АННА. Не только мы так живем. Много людей вынуждено сейчас страдать. Всегда так было… раз одна раса… раз другая, но ведь…
Канину было важно, чтобы пьеса стала успешной, завоевала как можно бóльшую аудиторию. Он знал, что экспонирование еврейской судьбы Анны Франк может этот успех ослабить или вообще сделать невозможным.

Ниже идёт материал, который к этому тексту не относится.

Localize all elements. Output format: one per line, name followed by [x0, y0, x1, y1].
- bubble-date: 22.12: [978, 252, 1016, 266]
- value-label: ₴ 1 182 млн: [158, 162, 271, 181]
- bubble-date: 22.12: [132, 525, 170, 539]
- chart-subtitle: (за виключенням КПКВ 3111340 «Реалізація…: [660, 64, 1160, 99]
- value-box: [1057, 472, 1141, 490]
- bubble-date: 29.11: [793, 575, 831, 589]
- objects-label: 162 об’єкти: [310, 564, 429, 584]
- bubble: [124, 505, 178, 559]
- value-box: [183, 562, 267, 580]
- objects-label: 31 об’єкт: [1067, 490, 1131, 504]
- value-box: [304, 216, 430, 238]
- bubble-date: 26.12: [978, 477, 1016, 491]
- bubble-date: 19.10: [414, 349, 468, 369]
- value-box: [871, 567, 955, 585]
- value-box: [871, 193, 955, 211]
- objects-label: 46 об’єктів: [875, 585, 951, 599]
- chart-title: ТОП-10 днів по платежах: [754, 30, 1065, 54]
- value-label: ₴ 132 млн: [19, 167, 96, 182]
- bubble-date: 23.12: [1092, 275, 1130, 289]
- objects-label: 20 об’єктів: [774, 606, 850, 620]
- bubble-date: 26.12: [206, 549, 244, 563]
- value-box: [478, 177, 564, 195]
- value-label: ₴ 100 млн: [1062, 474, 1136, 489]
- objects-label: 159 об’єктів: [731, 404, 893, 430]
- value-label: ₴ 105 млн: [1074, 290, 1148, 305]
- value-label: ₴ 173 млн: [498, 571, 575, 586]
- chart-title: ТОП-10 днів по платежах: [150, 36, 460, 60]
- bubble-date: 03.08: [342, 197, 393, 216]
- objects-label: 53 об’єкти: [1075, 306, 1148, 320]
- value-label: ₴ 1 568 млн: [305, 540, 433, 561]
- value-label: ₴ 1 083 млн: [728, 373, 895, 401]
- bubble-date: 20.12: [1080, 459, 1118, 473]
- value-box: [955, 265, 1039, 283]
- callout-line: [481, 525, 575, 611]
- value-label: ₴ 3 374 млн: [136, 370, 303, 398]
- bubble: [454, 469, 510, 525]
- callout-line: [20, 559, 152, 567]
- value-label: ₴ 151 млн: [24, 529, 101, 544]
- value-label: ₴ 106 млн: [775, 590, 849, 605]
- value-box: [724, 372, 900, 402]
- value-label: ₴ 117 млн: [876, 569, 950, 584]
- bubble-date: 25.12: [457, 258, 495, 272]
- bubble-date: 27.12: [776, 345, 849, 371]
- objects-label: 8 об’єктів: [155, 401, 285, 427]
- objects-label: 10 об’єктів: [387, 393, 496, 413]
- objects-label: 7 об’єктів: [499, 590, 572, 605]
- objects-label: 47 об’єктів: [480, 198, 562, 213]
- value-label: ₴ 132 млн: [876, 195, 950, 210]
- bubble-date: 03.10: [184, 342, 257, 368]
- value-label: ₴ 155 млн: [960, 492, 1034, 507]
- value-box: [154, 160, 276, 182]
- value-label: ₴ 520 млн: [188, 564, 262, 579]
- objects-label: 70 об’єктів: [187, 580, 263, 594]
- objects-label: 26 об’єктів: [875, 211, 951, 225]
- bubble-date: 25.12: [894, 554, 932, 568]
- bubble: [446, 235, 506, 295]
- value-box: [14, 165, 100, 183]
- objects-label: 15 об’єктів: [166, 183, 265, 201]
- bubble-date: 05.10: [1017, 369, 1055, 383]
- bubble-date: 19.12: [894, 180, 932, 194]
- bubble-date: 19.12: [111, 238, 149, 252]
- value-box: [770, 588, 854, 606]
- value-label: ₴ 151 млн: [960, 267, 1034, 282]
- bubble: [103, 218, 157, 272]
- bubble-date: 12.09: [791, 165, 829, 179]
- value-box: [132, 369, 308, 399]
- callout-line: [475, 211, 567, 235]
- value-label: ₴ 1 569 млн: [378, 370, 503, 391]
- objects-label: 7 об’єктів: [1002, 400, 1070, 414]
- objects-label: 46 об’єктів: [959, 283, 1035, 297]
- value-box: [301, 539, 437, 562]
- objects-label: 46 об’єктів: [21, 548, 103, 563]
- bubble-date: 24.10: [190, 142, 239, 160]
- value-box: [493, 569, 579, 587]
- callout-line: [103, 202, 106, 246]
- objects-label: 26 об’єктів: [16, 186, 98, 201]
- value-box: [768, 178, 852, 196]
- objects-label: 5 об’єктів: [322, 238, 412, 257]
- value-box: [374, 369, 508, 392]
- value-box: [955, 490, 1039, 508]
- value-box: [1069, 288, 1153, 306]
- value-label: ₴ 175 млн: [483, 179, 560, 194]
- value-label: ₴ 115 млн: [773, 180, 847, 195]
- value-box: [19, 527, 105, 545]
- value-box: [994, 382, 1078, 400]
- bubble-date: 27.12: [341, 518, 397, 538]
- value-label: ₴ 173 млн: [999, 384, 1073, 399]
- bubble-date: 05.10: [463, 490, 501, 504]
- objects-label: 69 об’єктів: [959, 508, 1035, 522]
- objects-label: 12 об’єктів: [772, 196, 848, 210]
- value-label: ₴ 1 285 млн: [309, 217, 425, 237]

Попробуем взглянуть на пьесу Гудрич и Хэкета пристальнее, используя концепцию индустрии культуры, предложенную Адорно и Хоркхаймером в «Диалектике просвещения». Одним из первых принципов является то, что продукт индустрии культуры представляет собой одновременно и инструкцию по его употреблению. Часто он является одной только инструкцией — запрограммированной реакцией на раздражители, которые на самом деле отсутствуют. Например: мы учимся преодолевать ужас войны, убирая его из поля зрения. Отношения с продуктом индустрии культуры можно сравнить с удовлетворением, получаемым от прочтения одного только меню, без акта потребления. Индустрия культуры создает потребности и дает иллюзию их удовлетворения, поскольку ее целью является создание мнимого единства между всеобщим и единичным, доходчивое инструктирование относительно доступных в современном обществе форм жизни. Просто напрашивается прочтение именно в этих категориях тех торгов между универсальным месседжем и спецификой еврейской судьбы, которые шли во время создания драмы. Там, где произведение искусства всегда производит эффект разрыва, продукт индустрии культуры создает суррогат идентификации. Как раз таким образом Анна Франк стала в пьесе Гудрич и Хэккета американской девушкой-подростком, мечтающей только о том, чтобы воспроизвести тот ритуал свидания, как его проходят все девушки, что не имеет ничего общего с тем, как опыт любви и чувственности был записан в дневнике. Продукт индустрии культуры всегда позволяет установить источник зла и прийти к выводу, как его ликвидировать, поскольку если мы не присоединимся к сообществу людей, верящих в доброту и солидарность, то нас придется из сообщества исключить. И наконец — возможно, самое главное — продукт индустрии культуры учит, как принять умеренное счастье плоской повседневности. Служат этому два инструмента: эффект escape и насильно навязанный message. Эскапистский механизм внушает, что куда бы мы ни убежали, везде ждет нас одна и та же повседневность. Месседж же должен нас проинструктировать относительно неизбежности принять эту повседневность. И если продукт индустрии культуры отсылает к идее трагизма или реального человеческого страдания, то только затем, чтобы сделать «блеклость подвергнутого цензуре счастья интересной». Идеология продукта индустрии культуры «расщепляется на фотографическое воспроизведение своенравного бытия и на ничем не прикрытую ложь о его смысле…»[413]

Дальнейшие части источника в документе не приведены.